I grew up with the mentality that “if you want something done right, do it yourself.” And like many of you, this mentality came out of my own experiences: relying on the work of others usually meant being disappointed in the finished product. So going through this process of actually becoming a scientist was a bit of a shock for me, where many of the ideas I would think of would be immediately dismissed by someone more senior than I was.

But I soon came to realize that there were good reasons for these dismissals: they had a more complete set of knowledge than I did that they were drawing from. Moreover, once my set of knowledge expanded, I could see why these were bad ideas.

It’s just that simple, according to Siegel: you have bad ideas, then your knowledge expands, and then you can acknowledge the good ideas. Once again there’s this idealized definition of scientific progress: all we need to do is generate enough data, and then we arrive at the truth.

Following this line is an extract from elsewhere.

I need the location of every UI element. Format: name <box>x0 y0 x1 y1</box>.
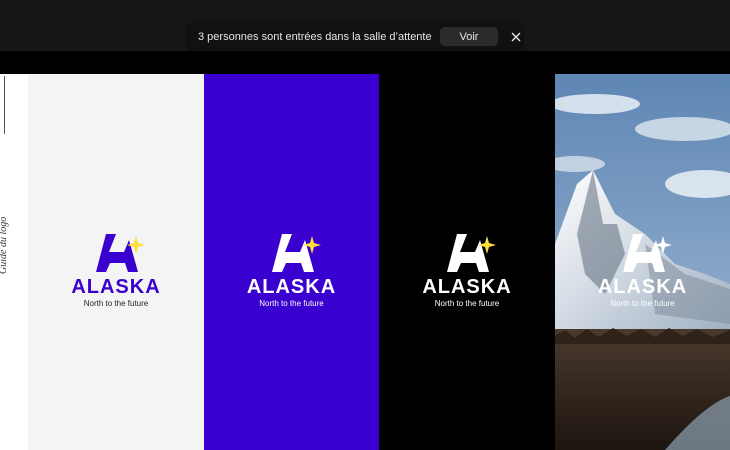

What Siegel ignores is that there are cultural and political reasons we think the way we do. We have to stop thinking that we become more right as time goes on and we access more information. The idea of science progressing by the slow, steady accumulation of information was rendered obsolete when Kuhn rewrote the narrative fifty years ago. As science has become an institution in our society that the powerful use to legitimize their authority, we’ve adopted a lot of ways of conceptualizing nature, and inquiry, and reality that aren’t just “following the evidence” but defining what we consider evidence, and what knowledge is for, in the first place.

Evidence-Based Sloganeering

Throughout these homilies, Siegel tosses off gooey affirmations that should be embarrassing to anyone with a shred of skepticism:

What’s vital to realize about this is not that the consensus is immune to challenge; quite to the contrary, it’s important for these challenges to occur. It’s necessary for the progression of science that we dare our most cherished assumptions and conclusions to live up to the inquisitions posed to it by new data, methods, observations and tests.

To make it as a scientist, you have to be passionate about relentlessly pursuing the truth the Universe tells us about itself, no matter where it leads you.

Believe me: as a scientist, there’s nothing we like more than learning something surprising and new.

Science media should be for communicating the truth about what scientific inquiry involves, not just for vapid science cheerleading. It needs to treat us like adults who have doubts and concerns about technology and progress, not like children who never want to hear anything bad said about science.

What do you think? Shouldn’t the media be realistic about the aims of inquiry? Will science ever progress faster than our ability to idealize it?